The Proper Financing of Government
While I consider myself a small “L” libertarian, I primarily follow Ayn Rand’s philosophy of Objectivism. Since doing so it has provoked me to ask questions about legitimate taxation (if any).
The three essays central to Ms. Rand’s ideas on this matter are encompassed in 3 essays: Man’s Rights, The Nature of Government, and Government Financing in a Free Society.
In each essay, the Objectivist position on taxation is clearly outlined: each individual human being has inalienable, individual rights from their nature and the function of government is to protect them.
That being said, the Objectivist position on taxation further states that taxation of any kind is a violation of an individual’s rights since it is an infringement on the life, liberty and property of the individual government is supposed to protect.
In Man’s Rights, Ms. Rand states that rights are a moral principle that pertain to freedom of action in a social context and are an extension of morality into a social system.
One way to look at this is that rights, as outlined by Ms. Rand, are negative in that no one is obligated to see to the welfare of others and government is to stay out of human affairs save instances of a person’s rights being violated.
This as opposed to a positive rights outlook (such as what is seen in religions) where people are assumed to have a duty to care or tend to the welfare or needs of others.
Rights, in the Objectivist context, are seen as negative in that an individual will be secure in the knowledge that their rights will not be violated by others (including government itself) and is also necessary in the Aristotelian tradition in order for people to live and flourish (i.e. eudaimonia).
In order to secure these rights mankind needs government as rights would be (and in many casis are) the basis of law while prohibiting the involutary use of force since the use of force and fraud is the only way to violate the rights of others.
All of this being said, it is clear the most obvious answer in which to adequately finance government while respecting individual rights is by a lottery of some kind and even user fees paid upon completion of a service provided such as a crime investigation or arrest of a criminal.
Libertarians tend to agree with Ms. Rand’s views on this as well.
I have developed a manner in which government could be financed along Objectivist and even libertarian lines.
Since mooching or looting of the productive for the benefit of the non-productive is evil, it would also be wrong for one who does not or will not pay into government funds to recieve the benefit of police or usage of court systems or even services that are not proper government functions.
At the same time it would be wrong to force anyone (even a moocher or looter) to pay taxes or fees to government if they clearly have no need to utilize it.
Therefore, if the lottery finance method is not successful in it’s application, the only logical method in which to finance government while, simultaneously, respecting an individual’s rights is a method similar to a sales tax.
A fee paid at the point of purchase when one buys products or services is the best manner in which to ensure that people who wish to utilize government police and court services can do so.
When one purchases products or services, it is a voluntary contract entered into by two or more parties for the utilization of exchange in the marketplace with the motive of each party profiting from the trade in some manner.
The proper function of government is to resolve disputes in the courtroom, pursuant to objective law.

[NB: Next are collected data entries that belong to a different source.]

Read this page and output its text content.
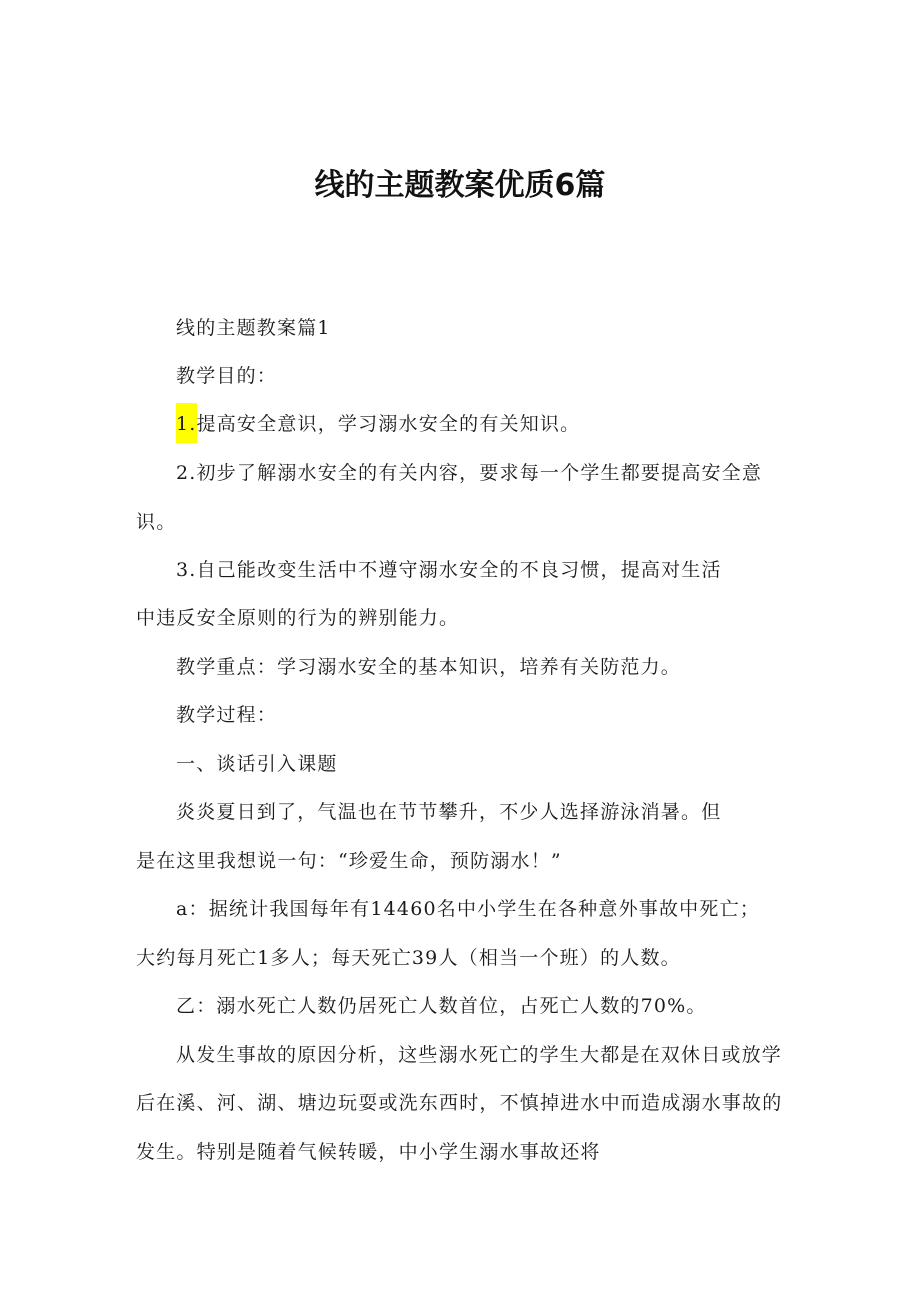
线的主题教案优质6篇
线的主题教案篇1
教学目的：
1.提高安全意识，学习溺水安全的有关知识。
2.初步了解溺水安全的有关内容，要求每一个学生都要提高安全意
识。
3.自己能改变生活中不遵守溺水安全的不良习惯，提高对生活
中违反安全原则的行为的辨别能力。
教学重点：学习溺水安全的基本知识，培养有关防范力。
教学过程：
一、谈话引入课题
炎炎夏日到了，气温也在节节攀升，不少人选择游泳消暑。但
是在这里我想说一句：“珍爱生命，预防溺水！”
a：据统计我国每年有14460名中小学生在各种意外事故中死亡；
大约每月死亡1多人；每天死亡39人（相当一个班）的人数。
乙：溺水死亡人数仍居死亡人数首位，占死亡人数的70%。
从发生事故的原因分析，这些溺水死亡的学生大都是在双休日或放学
后在溪、河、湖、塘边玩耍或洗东西时，不慎掉进水中而造成溺水事故的
发生。特别是随着气候转暖，中小学生溺水事故还将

Therefore, sales taxes paid today could be considered a fee paid for the right to use a government’s services to resolve any dispute that might arise concerning the contract of purchase or sale or in cases of the violation of individual rights so long as they are paid for the services rendered and not for things that government is not supposed to be involved in (like education and health care).
National defense is another issue entirely. Since it is logical to assume that, overall, people would want to be defended by government in times of war or armed foreign invasion, therefore a mandatory payment utilizing the fee-for-service method I outline above for government in order to provide military services is warranted.
Simultaneously, if one has no need, does not want to use or is too poor to afford paying the said fee in order to use government police and court services (under my scenario) the buyer could be refuded by the merchant or by applying for a refund at a government’s revenue office.
Either scenario could result in either the merchant or citizen being reimbursed and government remaining out of the affairs of those who do not wish to associate with it.
This puts government in a different position that many other philosophical and political theories so that government is, as Ms. Rand points out, not the ruler, but the servant or agent of the citizens.
Confiscatory taxation (such as the income tax) and the initiation of force by the government against those it is supposed to protect (as in the case with the Phoenix food tax) is immoral and should be peacefully resisted at every opportunity.
Under Objectivism, and even libertarianism, it is not clear that taxation for supporting a government in its necessary functions is morally problematic.
Yet Ayn Rand suggested a fee on contracts as a method of government financing if her voluntary financing proposals did not work.
I agree with her. And the simplest way to achieve this would be to levy a small fee (or tax) on sales, since they are legal contracts that must be upheld by government.
A point of purchase tax used only to finance a police force, court system and national defense would be sufficient only to cover the costs of all three governmental operations in order to protect individual rights.
Government could, in turn, maintain a small treasury that could be used in case of emergencies and to provide it’s three proper functions.
In this way, the fee would only represent a payment to government for it’s necessary functions that all citizens objectively need.